Indice/Solution : count input tokens with client.messages.count_tokens(model="claude-opus-4-8", ...)not tiktoken (it's OpenAI's tokenizer and undercounts Claude by 15–20%+). Multiply input by $5/Mtok and output by $25/Mtok (Opus 4.8 at 1M context). Show how prompt caching changes the math (cache reads ≈ 0.1× input price) and what max_tokens you'd set so you neither truncate (stop_reason == "max_tokens") nor over-provision. The deliverable is a defensible number, not a guess.

🎤 En entretien

Short, senior-level questions this topic invites — with the one-line answer.

  • "Python type hints are erased at runtime like TS — so why does Pydantic 'work'?" Pydantic reads the annotations via reflection in __init__ and validates at runtime; the hints aren't enforced by the interpreter, they're enforced by the library — so a BaseModel/FastAPI boundary validates while a plain function arg only gets checked by mypy in CI.

  • "A teammate calls an async def and gets <coroutine object> instead of a result.
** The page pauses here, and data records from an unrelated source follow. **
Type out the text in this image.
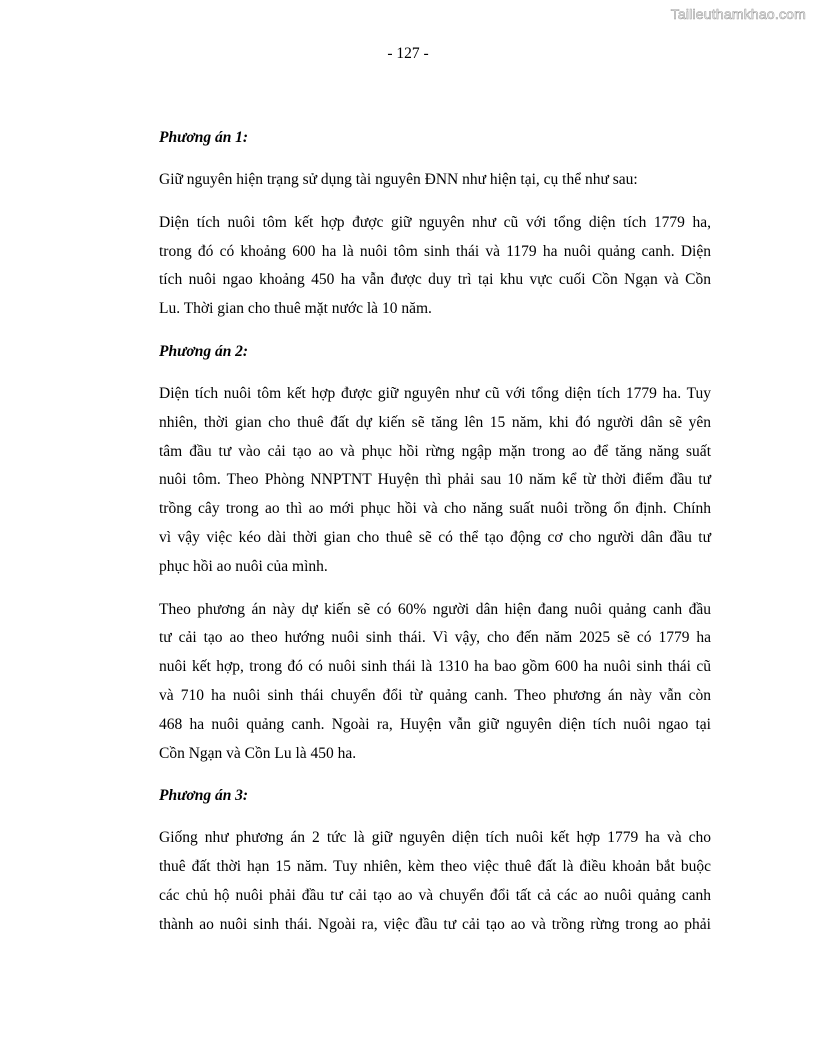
Tailieuthamkhao.com
- 127 -
Phương án 1:
Giữ nguyên hiện trạng sử dụng tài nguyên ĐNN như hiện tại, cụ thể như sau:
Diện tích nuôi tôm kết hợp được giữ nguyên như cũ với tổng diện tích 1779 ha,
trong đó có khoảng 600 ha là nuôi tôm sinh thái và 1179 ha nuôi quảng canh. Diện
tích nuôi ngao khoảng 450 ha vẫn được duy trì tại khu vực cuối Cồn Ngạn và Cồn
Lu. Thời gian cho thuê mặt nước là 10 năm.
Phương án 2:
Diện tích nuôi tôm kết hợp được giữ nguyên như cũ với tổng diện tích 1779 ha. Tuy
nhiên, thời gian cho thuê đất dự kiến sẽ tăng lên 15 năm, khi đó người dân sẽ yên
tâm đầu tư vào cải tạo ao và phục hồi rừng ngập mặn trong ao để tăng năng suất
nuôi tôm. Theo Phòng NNPTNT Huyện thì phải sau 10 năm kể từ thời điểm đầu tư
trồng cây trong ao thì ao mới phục hồi và cho năng suất nuôi trồng ổn định. Chính
vì vậy việc kéo dài thời gian cho thuê sẽ có thể tạo động cơ cho người dân đầu tư
phục hồi ao nuôi của mình.
Theo phương án này dự kiến sẽ có 60% người dân hiện đang nuôi quảng canh đầu
tư cải tạo ao theo hướng nuôi sinh thái. Vì vậy, cho đến năm 2025 sẽ có 1779 ha
nuôi kết hợp, trong đó có nuôi sinh thái là 1310 ha bao gồm 600 ha nuôi sinh thái cũ
và 710 ha nuôi sinh thái chuyển đổi từ quảng canh. Theo phương án này vẫn còn
468 ha nuôi quảng canh. Ngoài ra, Huyện vẫn giữ nguyên diện tích nuôi ngao tại
Cồn Ngạn và Cồn Lu là 450 ha.
Phương án 3:
Giống như phương án 2 tức là giữ nguyên diện tích nuôi kết hợp 1779 ha và cho
thuê đất thời hạn 15 năm. Tuy nhiên, kèm theo việc thuê đất là điều khoản bắt buộc
các chủ hộ nuôi phải đầu tư cải tạo ao và chuyển đổi tất cả các ao nuôi quảng canh
thành ao nuôi sinh thái. Ngoài ra, việc đầu tư cải tạo ao và trồng rừng trong ao phải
What happened and how does TS differ?" They forgot to await (or to run it on a loop) — Python returns the un-awaited coroutine and emits only a RuntimeWarning; TS would have given a Promise the type checker flags, so run mypy/pyright which catch un-awaited coroutines too.
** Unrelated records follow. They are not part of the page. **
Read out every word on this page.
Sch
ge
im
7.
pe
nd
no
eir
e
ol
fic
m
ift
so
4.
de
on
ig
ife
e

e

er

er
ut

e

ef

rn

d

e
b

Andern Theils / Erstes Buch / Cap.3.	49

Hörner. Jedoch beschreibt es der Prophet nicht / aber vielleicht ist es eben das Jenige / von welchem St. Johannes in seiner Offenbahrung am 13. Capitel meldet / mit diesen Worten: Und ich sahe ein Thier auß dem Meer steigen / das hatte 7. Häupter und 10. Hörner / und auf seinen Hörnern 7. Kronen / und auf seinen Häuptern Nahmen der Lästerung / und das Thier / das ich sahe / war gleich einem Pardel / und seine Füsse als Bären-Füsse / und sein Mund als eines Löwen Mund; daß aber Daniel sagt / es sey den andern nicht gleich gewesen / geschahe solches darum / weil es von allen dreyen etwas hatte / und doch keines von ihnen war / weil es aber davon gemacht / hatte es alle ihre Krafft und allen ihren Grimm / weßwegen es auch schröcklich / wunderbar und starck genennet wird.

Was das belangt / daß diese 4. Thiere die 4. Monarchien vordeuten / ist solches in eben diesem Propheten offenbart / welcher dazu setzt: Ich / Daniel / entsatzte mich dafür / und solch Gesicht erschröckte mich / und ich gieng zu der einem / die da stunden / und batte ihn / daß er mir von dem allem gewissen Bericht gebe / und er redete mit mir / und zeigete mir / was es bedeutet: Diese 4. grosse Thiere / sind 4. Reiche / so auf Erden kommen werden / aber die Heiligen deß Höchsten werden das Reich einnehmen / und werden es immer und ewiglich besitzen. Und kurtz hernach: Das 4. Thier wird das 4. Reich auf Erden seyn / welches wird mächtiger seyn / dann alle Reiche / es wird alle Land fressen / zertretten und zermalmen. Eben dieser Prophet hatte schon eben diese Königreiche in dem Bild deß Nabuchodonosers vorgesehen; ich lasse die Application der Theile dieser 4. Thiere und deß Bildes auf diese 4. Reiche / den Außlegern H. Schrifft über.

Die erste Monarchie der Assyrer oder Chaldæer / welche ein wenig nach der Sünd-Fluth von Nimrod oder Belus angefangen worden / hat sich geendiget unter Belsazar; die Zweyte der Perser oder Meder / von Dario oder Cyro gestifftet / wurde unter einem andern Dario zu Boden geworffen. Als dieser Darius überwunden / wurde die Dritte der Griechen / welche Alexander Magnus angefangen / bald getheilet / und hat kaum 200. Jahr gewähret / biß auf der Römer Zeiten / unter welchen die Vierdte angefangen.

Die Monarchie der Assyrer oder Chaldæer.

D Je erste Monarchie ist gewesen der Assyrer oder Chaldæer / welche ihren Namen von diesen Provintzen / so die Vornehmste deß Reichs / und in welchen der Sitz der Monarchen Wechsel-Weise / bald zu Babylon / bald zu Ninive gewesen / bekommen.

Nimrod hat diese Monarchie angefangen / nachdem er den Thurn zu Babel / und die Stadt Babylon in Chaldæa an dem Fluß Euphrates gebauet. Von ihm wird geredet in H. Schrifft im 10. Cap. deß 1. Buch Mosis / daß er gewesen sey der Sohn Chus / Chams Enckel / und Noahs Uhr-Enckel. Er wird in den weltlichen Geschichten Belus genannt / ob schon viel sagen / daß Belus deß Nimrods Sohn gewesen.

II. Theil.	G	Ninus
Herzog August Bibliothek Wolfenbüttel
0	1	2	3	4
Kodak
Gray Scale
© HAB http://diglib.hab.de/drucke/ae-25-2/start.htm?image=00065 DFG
  • "asyncio.gather over 5,000 LLM calls — what breaks, and what do you change?" Unbounded concurrency trips a 429 (and can OOM), and the default fail-fast cancels good calls on the first error — bound with a Semaphore and pass return_exceptions=True, then filter successes.

  • "Why is AsyncAnthropic the default on a FastAPI server, and what's the worst-case if you use the sync client?" A sync SDK call inside an async def blocks the single event-loop thread for the whole multi-second model call, so throughput collapses under concurrency even though it looks fine in dev — same hazard as requests in an async handler.

  • "How do you estimate the token cost of a Claude prompt, and what's the common mistake?" Call messages.count_tokens with the actual model ID (counts are model-specific); the mistake is reaching for tiktoken, which is OpenAI's tokenizer and is wrong for Claude.

Resources

When you need TypeScript instead

You can stay 80% in TypeScript for :

  • Frontend (Vercel AI SDK + Next.js)
  • MCP servers (Anthropic ships TS SDK)
  • Simple OpenAI/Anthropic API wrappers
  • Edge functions (Cloudflare Workers, Vercel)

You NEED Python for :

  • LangGraph (Python is first-class, TS is younger)
  • HuggingFace ecosystem
  • Ragas eval
  • Most academic / research code
  • Data processing at scale

→ Default to TS unless one of the above forces Python.